Earlier on Monday, Ramaswamy’s website was updated to clarify that he “won’t cut aid to Israel until Israel tells the U.S. that it no longer needs the aid.” This came after Ramaswamy previously expressed support for cutting off aid when the current package passed by Congress expires in 2028.
Hannity also questioned Ramaswamy’s apparent support for allowing China to invade Taiwan once the United States no longer needs the island nation for critical semiconductor technology. Ramaswamy clarified that he meant after 2028, he would return the United States to the status quo on Taiwan.

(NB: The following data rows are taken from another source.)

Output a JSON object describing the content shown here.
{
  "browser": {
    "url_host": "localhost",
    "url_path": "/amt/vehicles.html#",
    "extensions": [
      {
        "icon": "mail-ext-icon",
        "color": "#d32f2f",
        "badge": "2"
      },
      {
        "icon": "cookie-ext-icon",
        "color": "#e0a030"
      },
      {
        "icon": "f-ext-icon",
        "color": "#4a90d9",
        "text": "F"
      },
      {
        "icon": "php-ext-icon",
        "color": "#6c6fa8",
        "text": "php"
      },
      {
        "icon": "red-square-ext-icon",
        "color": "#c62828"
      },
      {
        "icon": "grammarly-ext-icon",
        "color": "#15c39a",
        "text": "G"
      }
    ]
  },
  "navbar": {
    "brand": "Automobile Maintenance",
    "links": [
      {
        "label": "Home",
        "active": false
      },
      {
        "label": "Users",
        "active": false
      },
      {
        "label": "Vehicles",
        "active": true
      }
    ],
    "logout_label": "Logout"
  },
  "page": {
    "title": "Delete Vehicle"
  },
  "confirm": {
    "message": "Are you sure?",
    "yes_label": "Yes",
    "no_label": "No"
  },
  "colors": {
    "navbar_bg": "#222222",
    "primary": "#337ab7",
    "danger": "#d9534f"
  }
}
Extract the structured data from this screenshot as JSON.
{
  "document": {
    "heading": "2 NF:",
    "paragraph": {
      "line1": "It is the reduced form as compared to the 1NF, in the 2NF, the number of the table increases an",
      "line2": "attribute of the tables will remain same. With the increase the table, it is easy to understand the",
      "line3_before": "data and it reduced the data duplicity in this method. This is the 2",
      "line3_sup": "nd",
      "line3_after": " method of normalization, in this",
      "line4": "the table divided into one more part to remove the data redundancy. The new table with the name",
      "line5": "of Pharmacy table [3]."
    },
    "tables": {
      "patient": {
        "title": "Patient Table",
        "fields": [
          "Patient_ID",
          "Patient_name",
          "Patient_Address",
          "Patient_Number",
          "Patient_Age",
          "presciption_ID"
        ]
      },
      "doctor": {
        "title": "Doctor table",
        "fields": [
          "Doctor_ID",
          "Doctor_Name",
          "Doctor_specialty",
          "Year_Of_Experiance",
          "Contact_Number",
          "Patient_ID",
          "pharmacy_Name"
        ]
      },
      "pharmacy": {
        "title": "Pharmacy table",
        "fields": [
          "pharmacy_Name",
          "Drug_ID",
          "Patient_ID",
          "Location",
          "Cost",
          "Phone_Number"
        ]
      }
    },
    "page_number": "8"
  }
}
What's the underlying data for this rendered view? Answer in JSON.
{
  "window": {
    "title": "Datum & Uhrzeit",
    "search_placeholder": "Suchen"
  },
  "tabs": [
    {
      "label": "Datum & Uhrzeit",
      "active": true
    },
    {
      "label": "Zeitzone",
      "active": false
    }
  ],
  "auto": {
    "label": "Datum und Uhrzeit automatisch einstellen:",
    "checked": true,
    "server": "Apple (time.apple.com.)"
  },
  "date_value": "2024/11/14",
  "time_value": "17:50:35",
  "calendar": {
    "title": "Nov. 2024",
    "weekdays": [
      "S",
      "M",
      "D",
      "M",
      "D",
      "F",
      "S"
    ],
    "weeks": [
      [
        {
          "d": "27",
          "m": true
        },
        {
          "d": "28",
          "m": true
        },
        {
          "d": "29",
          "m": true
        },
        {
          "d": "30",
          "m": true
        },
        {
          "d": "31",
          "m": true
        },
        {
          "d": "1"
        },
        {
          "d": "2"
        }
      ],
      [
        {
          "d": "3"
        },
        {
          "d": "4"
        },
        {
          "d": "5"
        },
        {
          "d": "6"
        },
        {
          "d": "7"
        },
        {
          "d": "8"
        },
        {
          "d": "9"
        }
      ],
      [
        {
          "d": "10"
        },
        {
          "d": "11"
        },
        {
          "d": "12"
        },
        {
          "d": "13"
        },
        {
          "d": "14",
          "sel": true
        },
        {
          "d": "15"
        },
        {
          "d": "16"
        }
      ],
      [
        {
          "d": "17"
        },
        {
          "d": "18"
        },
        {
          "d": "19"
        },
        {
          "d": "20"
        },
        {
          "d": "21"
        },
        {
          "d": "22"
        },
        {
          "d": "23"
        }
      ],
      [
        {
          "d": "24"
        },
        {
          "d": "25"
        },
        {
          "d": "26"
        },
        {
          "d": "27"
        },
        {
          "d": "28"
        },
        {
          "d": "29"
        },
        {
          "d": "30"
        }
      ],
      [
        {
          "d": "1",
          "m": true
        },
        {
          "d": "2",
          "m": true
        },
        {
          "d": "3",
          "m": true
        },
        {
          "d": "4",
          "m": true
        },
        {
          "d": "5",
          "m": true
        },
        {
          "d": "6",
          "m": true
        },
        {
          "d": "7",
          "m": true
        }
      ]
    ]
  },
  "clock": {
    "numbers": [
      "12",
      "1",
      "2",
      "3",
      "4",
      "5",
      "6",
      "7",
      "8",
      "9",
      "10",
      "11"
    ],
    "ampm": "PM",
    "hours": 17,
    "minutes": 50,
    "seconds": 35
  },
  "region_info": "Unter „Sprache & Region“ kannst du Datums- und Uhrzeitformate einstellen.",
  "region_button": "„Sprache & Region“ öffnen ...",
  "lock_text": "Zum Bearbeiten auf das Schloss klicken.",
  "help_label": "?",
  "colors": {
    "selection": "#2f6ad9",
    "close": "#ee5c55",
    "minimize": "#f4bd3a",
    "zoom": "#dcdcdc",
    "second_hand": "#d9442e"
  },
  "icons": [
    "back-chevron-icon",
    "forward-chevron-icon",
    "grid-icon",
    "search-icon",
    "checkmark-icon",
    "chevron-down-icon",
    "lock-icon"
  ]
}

Until then, he would strengthen the U.S. commitment to defend Taiwan from China.
“We need to be clear that we will defend Taiwan,” Ramaswamy said. ”We have to defend Taiwan until we achieve semiconductor independence, at which point we resume our current posture of strategic ambiguity,” Ramaswamy said, echoing his Monday letter to the Wall Street Journal editorial board.
Hannity also briefly discussed Ramaswamy’s platform on Ukraine, which involves ending U.S. aid to the country and accepting Russia’s conquest in exchange for Moscow ending its military alliance with China. Both Hannity and Ramaswamy expressed concerns about the Russia-China alliance.
Overall, Ramaswamy’s evolving foreign policy positions have drawn attention and scrutiny. As the campaign progresses, voters will be closely watching how he continues to shape his stance on these critical international issues.